L’instrumentalisation de la drogue comme arme géopolitique

Parallèlement à cette crise, le marché noir des opiacés s’est rapidement mis en place aux États-Unis, la vedette étant le fentanyl. Au mois d’avril 2024, on dénombrait plus de 500 000 morts suite aux effets du fentanyl, et 1 mort toutes les 7 minutes en 2023. La consommation de cette drogue fait des ravages sur tout le territoire national, particulièrement dans de nombreuses villes, comme Portland dans l’Oregon ou Philadelphie en Pennsylvanie.
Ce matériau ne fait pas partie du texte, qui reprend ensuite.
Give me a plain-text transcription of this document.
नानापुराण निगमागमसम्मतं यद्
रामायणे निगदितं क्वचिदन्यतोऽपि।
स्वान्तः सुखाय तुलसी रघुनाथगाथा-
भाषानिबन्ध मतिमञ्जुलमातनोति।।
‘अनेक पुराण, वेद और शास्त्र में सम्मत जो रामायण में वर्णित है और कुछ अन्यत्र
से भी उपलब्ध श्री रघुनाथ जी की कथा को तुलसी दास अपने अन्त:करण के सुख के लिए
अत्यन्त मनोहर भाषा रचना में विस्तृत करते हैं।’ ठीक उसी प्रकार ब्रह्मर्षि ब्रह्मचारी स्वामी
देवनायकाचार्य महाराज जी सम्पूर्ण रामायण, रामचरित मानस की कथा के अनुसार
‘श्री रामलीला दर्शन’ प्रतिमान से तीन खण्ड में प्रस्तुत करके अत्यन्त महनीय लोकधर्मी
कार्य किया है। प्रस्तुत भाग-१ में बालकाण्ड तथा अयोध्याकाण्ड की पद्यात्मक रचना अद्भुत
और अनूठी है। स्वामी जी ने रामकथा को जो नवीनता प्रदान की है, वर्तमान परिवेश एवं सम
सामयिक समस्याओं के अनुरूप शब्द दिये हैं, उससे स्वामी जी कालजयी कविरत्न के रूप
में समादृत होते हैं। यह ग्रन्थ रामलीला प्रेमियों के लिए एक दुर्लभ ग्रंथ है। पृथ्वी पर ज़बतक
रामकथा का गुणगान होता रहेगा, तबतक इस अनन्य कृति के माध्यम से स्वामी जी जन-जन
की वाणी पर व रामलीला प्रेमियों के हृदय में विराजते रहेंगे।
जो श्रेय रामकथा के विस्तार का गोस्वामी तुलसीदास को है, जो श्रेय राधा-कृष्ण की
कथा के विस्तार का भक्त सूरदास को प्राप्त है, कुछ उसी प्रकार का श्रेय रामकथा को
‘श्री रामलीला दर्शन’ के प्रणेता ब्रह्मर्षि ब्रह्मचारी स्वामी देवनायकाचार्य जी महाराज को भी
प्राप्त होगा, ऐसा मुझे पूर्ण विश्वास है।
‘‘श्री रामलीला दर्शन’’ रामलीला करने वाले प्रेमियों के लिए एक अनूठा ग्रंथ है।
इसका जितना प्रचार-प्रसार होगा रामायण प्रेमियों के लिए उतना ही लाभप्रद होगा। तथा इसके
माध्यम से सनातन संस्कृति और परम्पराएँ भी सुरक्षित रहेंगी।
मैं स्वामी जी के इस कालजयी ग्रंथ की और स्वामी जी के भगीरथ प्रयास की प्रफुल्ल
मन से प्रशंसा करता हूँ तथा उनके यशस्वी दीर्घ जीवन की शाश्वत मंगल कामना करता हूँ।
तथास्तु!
Aujourd’hui, 80 % des opiacés de synthèse sont consommés aux États-Unis et l’essentiel provient de Chine. Or, la Chine est en ce moment en guerre commerciale ouverte avec Donald Trump et, visiblement, n’a pas voulu arrêter ses exportations.

Les Britanniques voulaient obliger les Chinois à importer en masse de l’opium fabriqué et exporté par leurs soins. Obligée de se plier, la Chine a mis plus d’un siècle à se débarrasser de l’addiction qui en a suivi pour des millions de Chinois. Aujourd’hui, la Chine exporte du fentanyl, un opiacé de synthèse à l’origine de millions d’addictions et de dizaines de milliers d’overdoses. Les États-Unis accusent le PCC de subventionner les laboratoires qui fabriquent ce principe actif, ce que la Chine nie en bloc.

Difficile de croire qu’après ce siècle d’humiliation, il n’existe aucune volonté de la Chine de venger l’histoire en l’inversant.

Les États-Unis face à une menace ?

L’ampleur de cette crise a pris une tournure géopolitique sous le mandat de Trump qui a déclaré en 2019 : « J’ordonne à tous les transporteurs américains – Fedex, Amazon, UPS – de fouiller, puis de renvoyer tous les colis en provenance de Chine contenant du fentanyl. J’avais exigé des Chinois qu’ils cessent leurs envois, ils ne l’ont pas fait. »

Aujourd’hui, la DEA (Drug Enforcement Administration) essaye de combattre cette crise à toutes les étapes :

  • Mise sur liste noire des entreprises pharmaceutiques chinoises productrices.
  • Combat contre les triades, mafias chinoises qui acheminent le principe actif jusqu’au Mexique.
  • Démantèlement des laboratoires clandestins au Mexique avec l’aide du gouvernement mexicain.
  • Renforcement des contrôles douaniers aux frontières.
  • Mise en place de centres de secours dans les zones les plus exposées aux overdoses.

 

Seulement, sans la volonté de collaboration de la Chine, Washington ne contrôle pas la propagation de cette drogue et la dépendance croissante de sa population. En juin 2024, dans un climat de tensions croissantes, l’ambassadeur chinois à Washington a déclaré que cette crise « n’est pas le problème de la Chine et la Chine n’en est pas la cause ».

Conclusion

Les guerres de l’opium ont donc participé pleinement à la structure de la narrative chinoise à l’œuvre aujourd’hui. Face à une croissance plus faible, l’invocation de l’humiliation chinoise et toute sa symbolique est ce qui légitime de plus en plus la politique du PCC. Il est à mon sens important de pouvoir utiliser ces épisodes en début de dissertation pour poser un contexte historique et donner de la perspective au clivage sino-occidental actuel.

Aujourd’hui, la menace grandissante de la crise du fentanyl aux États-Unis est également un exemple qui met en avant un des terrains d’affrontement indirect entre la Chine et les États-Unis.